Open Records and Data Privacy Legislation in Missouri
The Missouri Sunshine Law is an open records access and data privacy law that was initially passed in 1973. Notably, the law was passed in conjunction with the federal Freedom of Information Act (FOIA) that was passed 6 years prior in 1966, as the state of Missouri was one of the first jurisdictions within the U.S. to pass similar legislation at the state level. With all this being said, the provisions of the law establish the procedures that must be followed when looking to access public records and government information, including the fees that are associated with such requests, as well as the public records that are exempt from public access, inspection, and copying, among other things.
How are public records defined under the law?
Under the Missouri Sunshine Law, a public record is defined as “any record, whether written or electronically stored, retained by or of any public governmental body including any report, survey, memorandum, or other document or study prepared for the public governmental body by a consultant or other professional service paid for in whole or in part by public funds, including records created or maintained by private contractors under an agreement with a public governmental body or on behalf of a public governmental body; provided, however, that personally identifiable student records maintained by public educational institutions shall be open for inspection by the parents, guardians or other custodian of students under the age of eighteen years.”
What are the duties of records custodians under the law?
The Missouri Sunshine Law mandates that records custodians within the state adhere to the following requirements as it pertains to the accessibility of the public records that are in the possession of said individuals:
- Public bodies within the state of Missouri are required to designate a records custodian that will be in charge of facilitating public access to the numerous records that are maintained by said organizations. Furthermore, records custodians are required to develop and maintain a Sunshine Law policy that will detail the steps that a person must take in order to access the public records that are maintained by said custodians.
- Records custodians are responsible for redacting any confidential information that may be contained within the public records they maintain before disclosing said records to the general public.
- Records custodians must make their public records accessible to all members of the general public, including media members and non-residents of the state of Missouri.
- Records custodians have an obligation to respond to all requests for access to their public records as soon as possible, but no later than three business days after receiving such a request.

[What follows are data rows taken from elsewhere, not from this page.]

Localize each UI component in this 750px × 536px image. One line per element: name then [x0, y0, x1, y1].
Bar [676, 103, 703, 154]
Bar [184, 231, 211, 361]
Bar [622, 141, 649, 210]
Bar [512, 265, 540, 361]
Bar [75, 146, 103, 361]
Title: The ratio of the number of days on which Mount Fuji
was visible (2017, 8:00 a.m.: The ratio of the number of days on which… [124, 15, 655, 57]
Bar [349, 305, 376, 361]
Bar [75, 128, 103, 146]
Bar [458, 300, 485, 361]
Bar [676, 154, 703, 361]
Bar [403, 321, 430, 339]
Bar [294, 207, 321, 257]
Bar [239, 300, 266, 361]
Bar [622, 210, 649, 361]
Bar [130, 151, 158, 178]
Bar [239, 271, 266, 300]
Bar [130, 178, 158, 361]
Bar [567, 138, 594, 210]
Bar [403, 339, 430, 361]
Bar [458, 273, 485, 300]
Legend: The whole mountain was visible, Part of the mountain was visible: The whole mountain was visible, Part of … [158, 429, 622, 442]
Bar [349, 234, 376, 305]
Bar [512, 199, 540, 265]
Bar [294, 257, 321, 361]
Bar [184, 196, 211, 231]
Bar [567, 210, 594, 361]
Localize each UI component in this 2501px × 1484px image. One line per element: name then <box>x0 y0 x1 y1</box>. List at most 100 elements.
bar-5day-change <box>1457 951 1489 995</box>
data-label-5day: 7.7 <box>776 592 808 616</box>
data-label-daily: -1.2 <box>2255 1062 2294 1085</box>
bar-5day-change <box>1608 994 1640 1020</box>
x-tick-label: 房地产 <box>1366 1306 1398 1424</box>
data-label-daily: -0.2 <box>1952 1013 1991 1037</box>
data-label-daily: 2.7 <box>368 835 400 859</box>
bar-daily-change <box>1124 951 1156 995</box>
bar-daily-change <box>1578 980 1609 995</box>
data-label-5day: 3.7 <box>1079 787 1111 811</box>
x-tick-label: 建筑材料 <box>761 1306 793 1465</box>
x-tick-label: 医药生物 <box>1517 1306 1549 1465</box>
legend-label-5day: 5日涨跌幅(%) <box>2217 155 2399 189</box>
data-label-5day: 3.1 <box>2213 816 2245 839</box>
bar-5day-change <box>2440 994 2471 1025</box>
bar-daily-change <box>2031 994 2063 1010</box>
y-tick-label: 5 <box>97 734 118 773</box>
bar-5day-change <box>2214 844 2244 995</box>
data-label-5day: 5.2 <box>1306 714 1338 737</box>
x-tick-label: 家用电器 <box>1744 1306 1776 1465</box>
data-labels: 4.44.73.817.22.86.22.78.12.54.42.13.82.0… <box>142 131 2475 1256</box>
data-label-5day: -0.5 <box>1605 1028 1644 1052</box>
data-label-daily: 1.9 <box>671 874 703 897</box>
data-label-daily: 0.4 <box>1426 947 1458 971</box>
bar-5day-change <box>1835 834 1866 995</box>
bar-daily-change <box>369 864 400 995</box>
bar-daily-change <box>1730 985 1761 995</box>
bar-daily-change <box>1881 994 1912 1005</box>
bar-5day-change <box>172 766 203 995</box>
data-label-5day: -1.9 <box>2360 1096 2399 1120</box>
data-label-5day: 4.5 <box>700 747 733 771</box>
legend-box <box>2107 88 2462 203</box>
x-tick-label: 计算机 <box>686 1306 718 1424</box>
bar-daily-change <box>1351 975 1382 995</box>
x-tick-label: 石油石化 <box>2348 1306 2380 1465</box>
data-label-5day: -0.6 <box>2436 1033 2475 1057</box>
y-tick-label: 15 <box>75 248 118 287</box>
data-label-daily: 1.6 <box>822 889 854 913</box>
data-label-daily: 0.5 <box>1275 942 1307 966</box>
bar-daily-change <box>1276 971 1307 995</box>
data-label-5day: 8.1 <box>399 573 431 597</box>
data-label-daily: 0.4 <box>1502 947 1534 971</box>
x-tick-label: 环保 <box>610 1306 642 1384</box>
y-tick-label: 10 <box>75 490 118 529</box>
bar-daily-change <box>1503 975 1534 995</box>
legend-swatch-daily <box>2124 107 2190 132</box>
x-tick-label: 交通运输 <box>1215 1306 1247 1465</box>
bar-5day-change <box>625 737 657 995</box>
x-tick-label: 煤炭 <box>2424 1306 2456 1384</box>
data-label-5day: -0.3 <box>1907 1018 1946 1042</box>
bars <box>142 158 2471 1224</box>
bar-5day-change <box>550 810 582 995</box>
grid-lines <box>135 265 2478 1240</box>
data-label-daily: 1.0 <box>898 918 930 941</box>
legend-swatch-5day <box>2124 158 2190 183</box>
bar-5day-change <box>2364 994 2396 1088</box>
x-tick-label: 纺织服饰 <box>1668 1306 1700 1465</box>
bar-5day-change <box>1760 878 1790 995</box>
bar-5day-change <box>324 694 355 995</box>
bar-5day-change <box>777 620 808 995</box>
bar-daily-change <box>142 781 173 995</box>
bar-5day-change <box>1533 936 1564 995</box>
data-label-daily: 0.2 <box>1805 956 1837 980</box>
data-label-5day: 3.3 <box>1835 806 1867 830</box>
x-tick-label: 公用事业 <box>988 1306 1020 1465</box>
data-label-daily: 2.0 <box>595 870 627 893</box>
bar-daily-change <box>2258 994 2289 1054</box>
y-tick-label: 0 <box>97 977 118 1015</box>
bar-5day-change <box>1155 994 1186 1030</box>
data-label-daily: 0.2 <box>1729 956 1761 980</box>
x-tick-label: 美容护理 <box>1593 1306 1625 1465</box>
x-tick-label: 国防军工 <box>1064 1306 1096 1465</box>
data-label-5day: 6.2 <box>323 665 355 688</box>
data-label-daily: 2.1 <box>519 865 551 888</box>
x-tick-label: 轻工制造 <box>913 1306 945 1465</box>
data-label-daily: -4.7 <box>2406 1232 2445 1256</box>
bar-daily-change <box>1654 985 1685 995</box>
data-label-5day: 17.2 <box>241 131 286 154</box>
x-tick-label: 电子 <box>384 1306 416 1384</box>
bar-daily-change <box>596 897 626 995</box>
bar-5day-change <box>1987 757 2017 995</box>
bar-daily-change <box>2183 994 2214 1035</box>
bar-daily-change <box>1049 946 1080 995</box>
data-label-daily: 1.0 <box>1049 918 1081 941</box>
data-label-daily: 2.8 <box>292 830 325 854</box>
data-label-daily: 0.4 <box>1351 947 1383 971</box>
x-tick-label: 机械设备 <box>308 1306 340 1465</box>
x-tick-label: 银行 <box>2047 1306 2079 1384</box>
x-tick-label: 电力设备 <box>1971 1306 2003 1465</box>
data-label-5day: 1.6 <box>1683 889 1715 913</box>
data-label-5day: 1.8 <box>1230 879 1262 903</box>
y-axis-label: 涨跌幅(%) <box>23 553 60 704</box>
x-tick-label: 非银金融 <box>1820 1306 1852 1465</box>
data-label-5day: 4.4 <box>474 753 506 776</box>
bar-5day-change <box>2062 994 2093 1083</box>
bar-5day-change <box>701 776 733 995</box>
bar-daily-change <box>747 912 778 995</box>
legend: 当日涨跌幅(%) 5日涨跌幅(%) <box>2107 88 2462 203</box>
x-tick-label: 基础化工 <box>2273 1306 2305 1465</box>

- The provisions of the law apply to all public records that are in the possession of records custodians within the state, irrespective of the format in which they are maintained.
- Records custodians are prohibited from destroying public records in an effort to avoid or deter a records request.
- Records custodians are forbidden from limiting the manner in which a member of the general public uses the public records that have been requested.
What public records are exempt from disclosure under the law?
On the other hand, the Missouri Sunshine Law also outlines a wide range of public records that are exempt from public disclosure under the law and must instead remain confidential. For instance, electronic healthcare records (EHR) are exempt from public disclosure under the law, in accordance with the provisions of the federal Health Insurance Portability and Accountability Act (HIPPA). Conversely, the law also forbids records custodians from disclosing educational records, in conjunction with the Family Educational Rights and Privacy Act (FERPA). To this end, some additional exemptions that are set forth in the law include:
- Militia and national guard information.
- Professional examination materials.
- The names of charity donors.
- State security information.
- Non-approved competitive bidding information.
- Welfare information.
- Credit card numbers and PINs.
- Real estate transactions.
- Public safety or law enforcement plans.
- Certain computer operations.
What are the penalties for violating the law?
In terms of the enforcement of the law, the various sections of the Missouri Sunshine Law are enforced by the state attorney general. However, while the state attorney general has the authority to impose the law, aggrieved parties within the state have historically brought forth civil charges against records custodians that have violated their rights under the law. With all this being said, individuals and organizations that fail to comply with the law are subject to monetary penalties of up to $1,000 for knowingly breaking the law, as well as monetary penalties of up to $5,000 for purposely violating the law. What’s more, aggrieved parties are also entitled to injunctive relief, as well as reasonable attorney fees that may be associated with any of the legal remedies available.
The provisions of the Missouri Sunshine Law grant both residents and non-residents of the state the right to access the public records of the various government agencies and institutions that serve citizens within said state. Moreover, the penalties that can be imposed against individuals and organizations that are found to be in violation of the law are rather stringent when compared to many other sunshine laws that have been passed by state legislatures around the country. To this point, the law stands as one of the foremost means by which citizens of the state can exercise their political power.